Parkett nageln oder schrauben

Im letzten Jahrhundert, als es noch keine Betondecke und Estrich-, Calciumsulfat-, Fliessestrich-, oder Asphaltboden gab, sondern große Holzbalkendecken, war die genagelte Parkett- und Dielenverlegung die am häufigsten angewandte Art der Holzbodenverlegung.

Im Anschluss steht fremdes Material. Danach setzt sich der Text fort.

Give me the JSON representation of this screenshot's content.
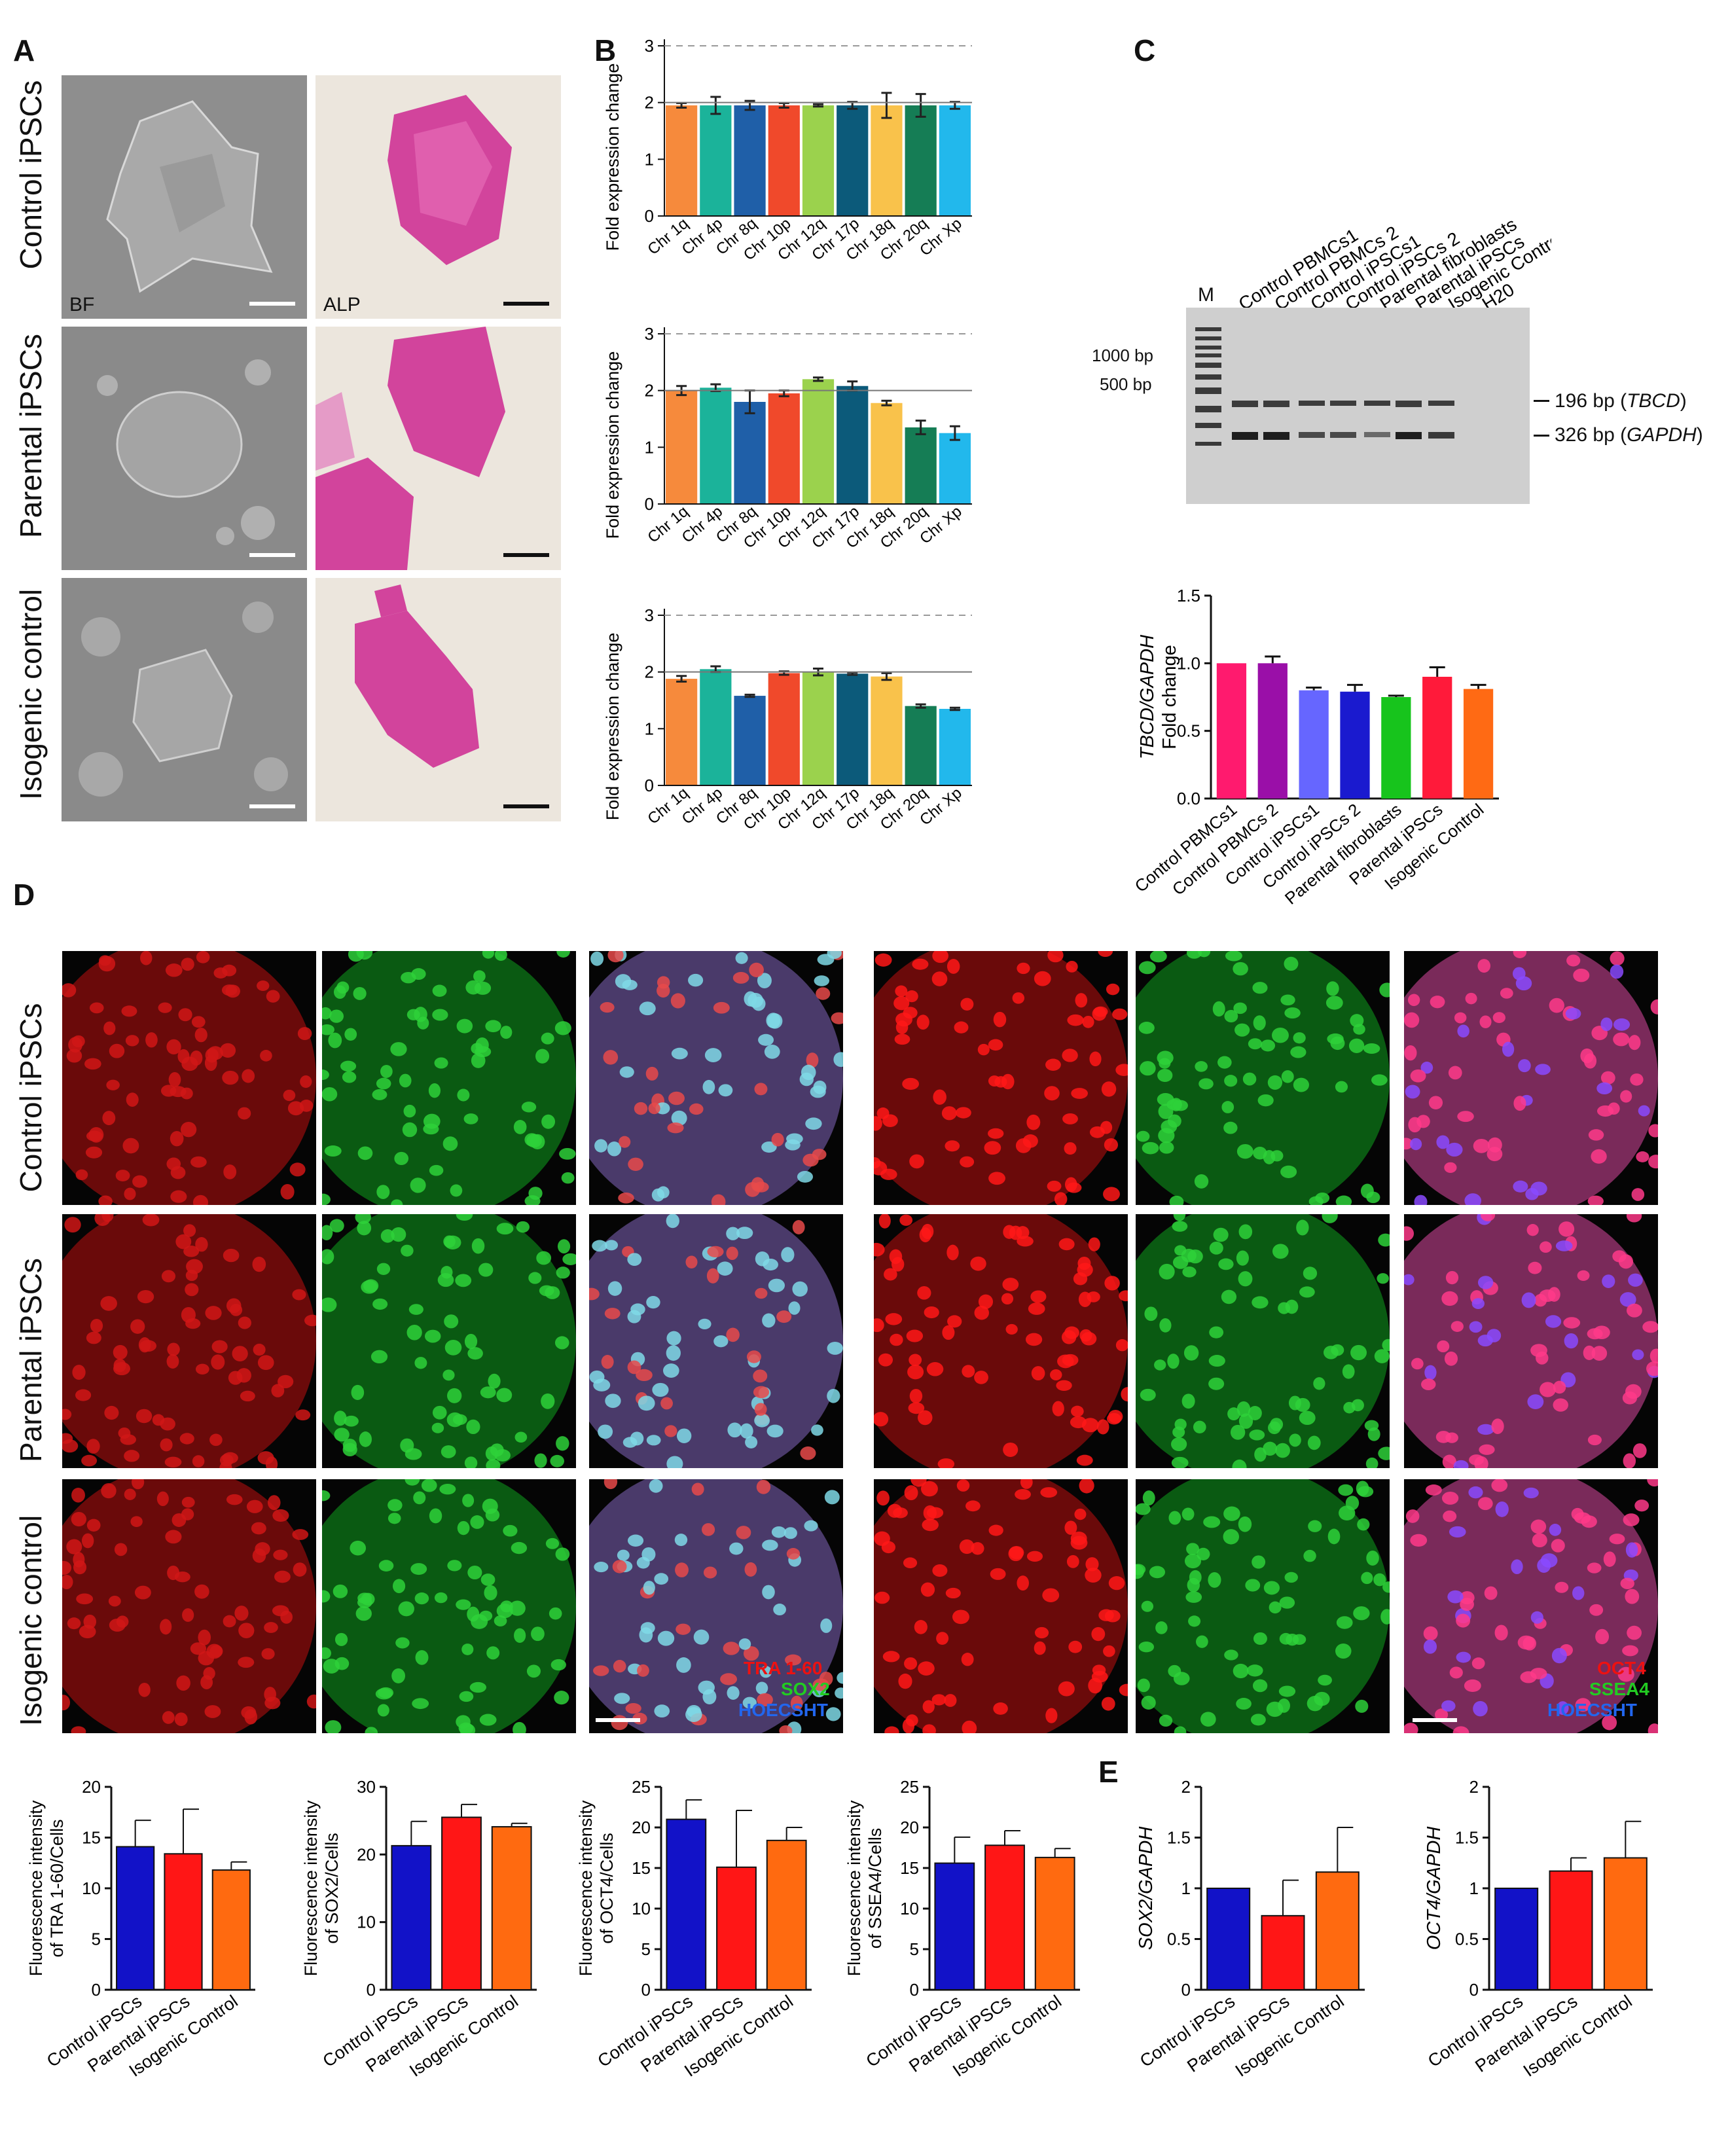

Massives Stabparkett oder Tafelparkett wurde auf einen sog. Blindboden* genagelt und (Kiefern-) Dielen nagelte man direkt auf die Holzbalkendeckenkonstruktion. Bei Altbausanierungen werden Holzbalkendecken und Blindböden komplett renoviert oder erneuert. Auf diesen Unterboden wird dann wieder altes oder neues Parkett oder Dielenböden genagelt oder geschraubt. Parkettstäbe werden beim Nageln in der Nut und die Parkettriemen in der Feder schräg vernagelt. Dazu verwendet man einen Druckluftnagler.

Dielen werden in der heutigen Zeit meist in der Feder verdeckt geschraubt und nicht mehr  genagelt. Das hat den Vorteil, dass sich die sogenannte Auszugsfestigkeit erhöht und die Verbindungen auch leichter wieder gelöst werden können.

Das Nageln bzw. Schrauben ist die ökologische Alternative zum Verkleben. Im Vergleich zum Verkleben sind die genagelten bzw. geschraubten Holzböden anschließend vergleichsweise elastisch, was ein angenehmes Gefühl beim Gehen erzeugt. Außerdem kann ein so verlegtes Parkett auch wieder leichter aufgenommen werden.